A trustee must not set up a business in competition with a business owned by the trust, as this constitutes a conflict of interest and a breach of fiduciary duty.
Why is setting up a competing business a breach of fiduciary duty?
Because it diverts opportunities and potential profits away from the trust and undermines the trustee’s obligation of loyalty to the beneficiaries.
What legal remedy can beneficiaries pursue if a trustee competes with the trust?
Beneficiaries may apply to the court for an injunction to prevent the trustee from continuing the competing business.
What happens to the profits made by a trustee in breach of this duty through competition?
The trustee must account to the trust for any profits made from the competing business, even if the competition did not directly harm the trust.

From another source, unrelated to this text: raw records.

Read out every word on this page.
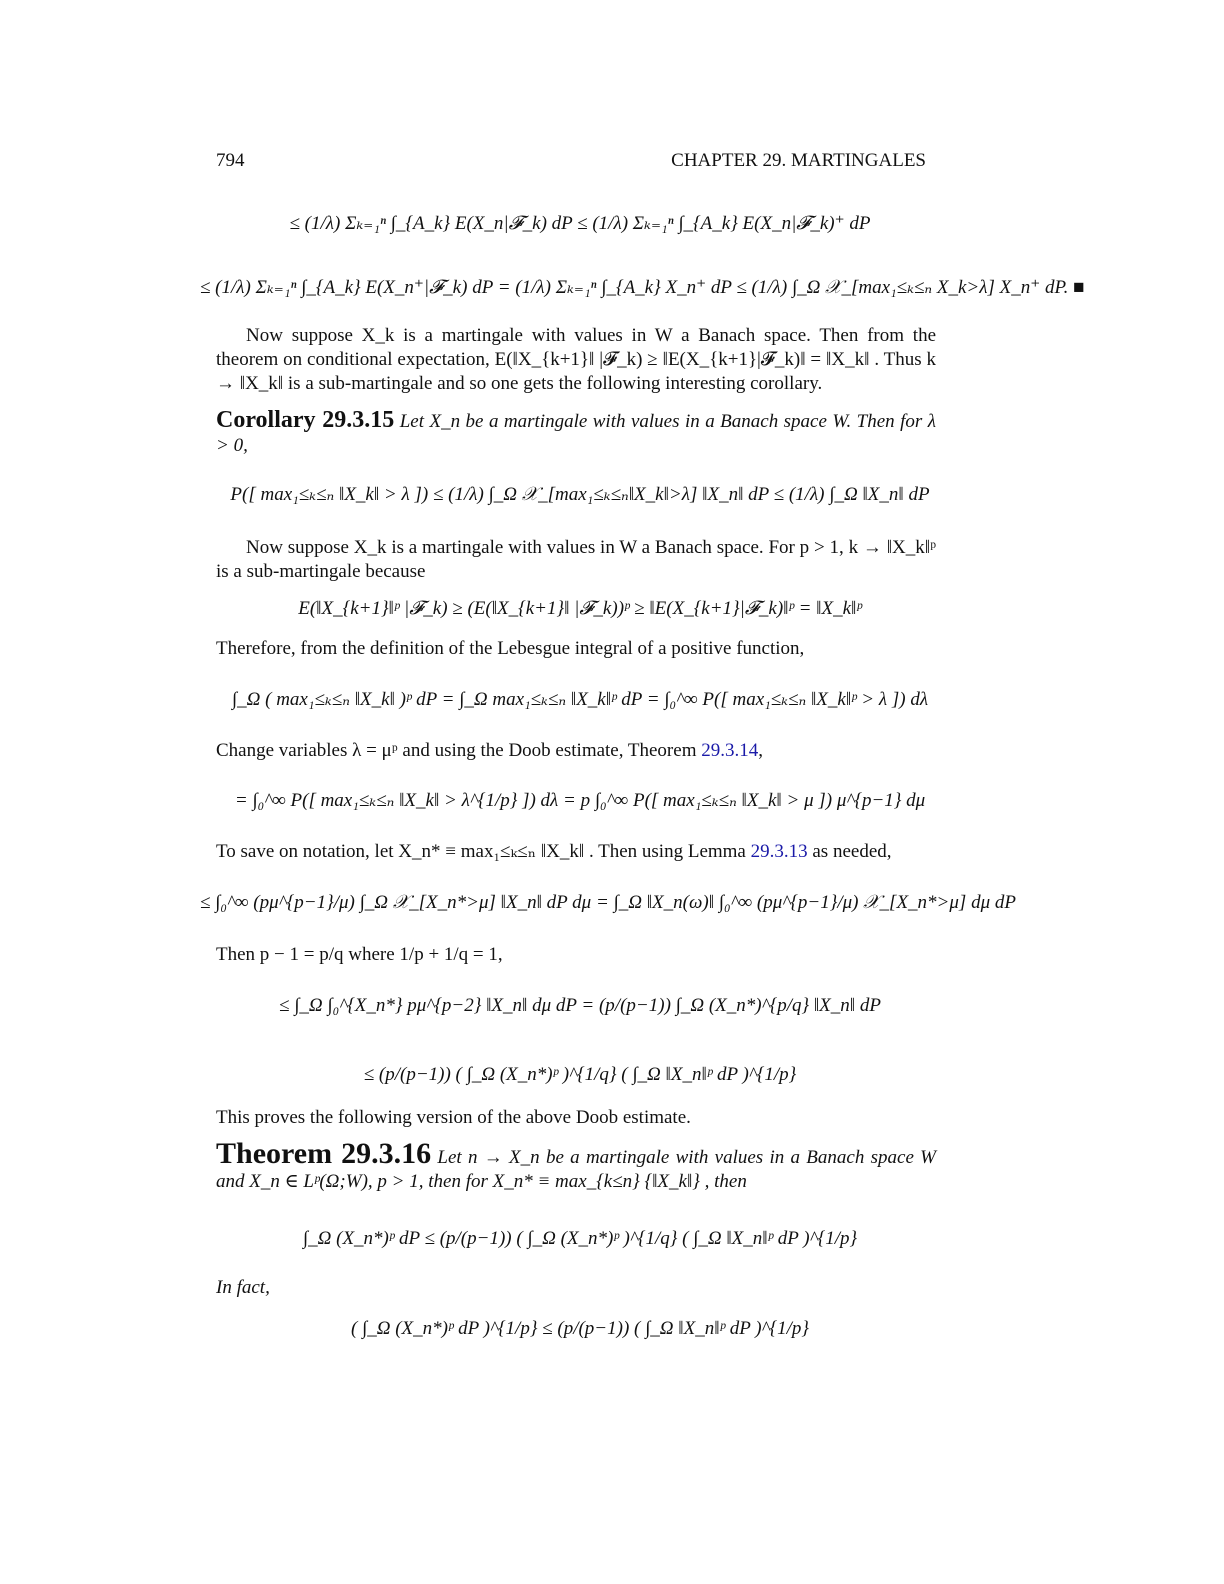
794	CHAPTER 29. MARTINGALES
≤ (1/λ) Σₖ₌₁ⁿ ∫_{A_k} E(X_n|𝓕_k) dP ≤ (1/λ) Σₖ₌₁ⁿ ∫_{A_k} E(X_n|𝓕_k)⁺ dP
≤ (1/λ) Σₖ₌₁ⁿ ∫_{A_k} E(X_n⁺|𝓕_k) dP = (1/λ) Σₖ₌₁ⁿ ∫_{A_k} X_n⁺ dP ≤ (1/λ) ∫_Ω 𝒳_[max₁≤ₖ≤ₙ X_k>λ] X_n⁺ dP. ■
Now suppose X_k is a martingale with values in W a Banach space. Then from the theorem on conditional expectation, E(‖X_{k+1}‖ |𝓕_k) ≥ ‖E(X_{k+1}|𝓕_k)‖ = ‖X_k‖ . Thus k → ‖X_k‖ is a sub-martingale and so one gets the following interesting corollary.
Corollary 29.3.15 Let X_n be a martingale with values in a Banach space W. Then for λ > 0,
P([ max₁≤ₖ≤ₙ ‖X_k‖ > λ ]) ≤ (1/λ) ∫_Ω 𝒳_[max₁≤ₖ≤ₙ‖X_k‖>λ] ‖X_n‖ dP ≤ (1/λ) ∫_Ω ‖X_n‖ dP
Now suppose X_k is a martingale with values in W a Banach space. For p > 1, k → ‖X_k‖ᵖ is a sub-martingale because
E(‖X_{k+1}‖ᵖ |𝓕_k) ≥ (E(‖X_{k+1}‖ |𝓕_k))ᵖ ≥ ‖E(X_{k+1}|𝓕_k)‖ᵖ = ‖X_k‖ᵖ
Therefore, from the definition of the Lebesgue integral of a positive function,
∫_Ω ( max₁≤ₖ≤ₙ ‖X_k‖ )ᵖ dP = ∫_Ω max₁≤ₖ≤ₙ ‖X_k‖ᵖ dP = ∫₀^∞ P([ max₁≤ₖ≤ₙ ‖X_k‖ᵖ > λ ]) dλ
Change variables λ = μᵖ and using the Doob estimate, Theorem 29.3.14,
= ∫₀^∞ P([ max₁≤ₖ≤ₙ ‖X_k‖ > λ^{1/p} ]) dλ = p ∫₀^∞ P([ max₁≤ₖ≤ₙ ‖X_k‖ > μ ]) μ^{p−1} dμ
To save on notation, let X_n* ≡ max₁≤ₖ≤ₙ ‖X_k‖ . Then using Lemma 29.3.13 as needed,
≤ ∫₀^∞ (pμ^{p−1}/μ) ∫_Ω 𝒳_[X_n*>μ] ‖X_n‖ dP dμ = ∫_Ω ‖X_n(ω)‖ ∫₀^∞ (pμ^{p−1}/μ) 𝒳_[X_n*>μ] dμ dP
Then p − 1 = p/q where 1/p + 1/q = 1,
≤ ∫_Ω ∫₀^{X_n*} pμ^{p−2} ‖X_n‖ dμ dP = (p/(p−1)) ∫_Ω (X_n*)^{p/q} ‖X_n‖ dP
≤ (p/(p−1)) ( ∫_Ω (X_n*)ᵖ )^{1/q} ( ∫_Ω ‖X_n‖ᵖ dP )^{1/p}
This proves the following version of the above Doob estimate.
Theorem 29.3.16 Let n → X_n be a martingale with values in a Banach space W and X_n ∈ Lᵖ(Ω;W), p > 1, then for X_n* ≡ max_{k≤n} {‖X_k‖} , then
∫_Ω (X_n*)ᵖ dP ≤ (p/(p−1)) ( ∫_Ω (X_n*)ᵖ )^{1/q} ( ∫_Ω ‖X_n‖ᵖ dP )^{1/p}
In fact,
( ∫_Ω (X_n*)ᵖ dP )^{1/p} ≤ (p/(p−1)) ( ∫_Ω ‖X_n‖ᵖ dP )^{1/p}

Does the nature of the competing business affect whether there is a breach?
Yes, if the new business is sufficiently similar to the one held in trust and operates in the same market or location, it is more likely to be seen as direct competition.
Is it relevant whether the trustee intended to harm the trust when setting up a competing business?
No—the breach is based on strict liability, so the trustee’s intention or good faith is not a defence.
What is the underlying principle for prohibiting competition by trustees?
The rule exists to prevent any conflict of interest and to uphold the fiduciary’s duty of loyalty to act in the best interests of the trust and its beneficiaries.
Can a trustee be excused from liability if beneficiaries consent to the competition?
Only if the beneficiaries provide fully informed consent, and they are of full age and capacity, may the trustee potentially avoid liability.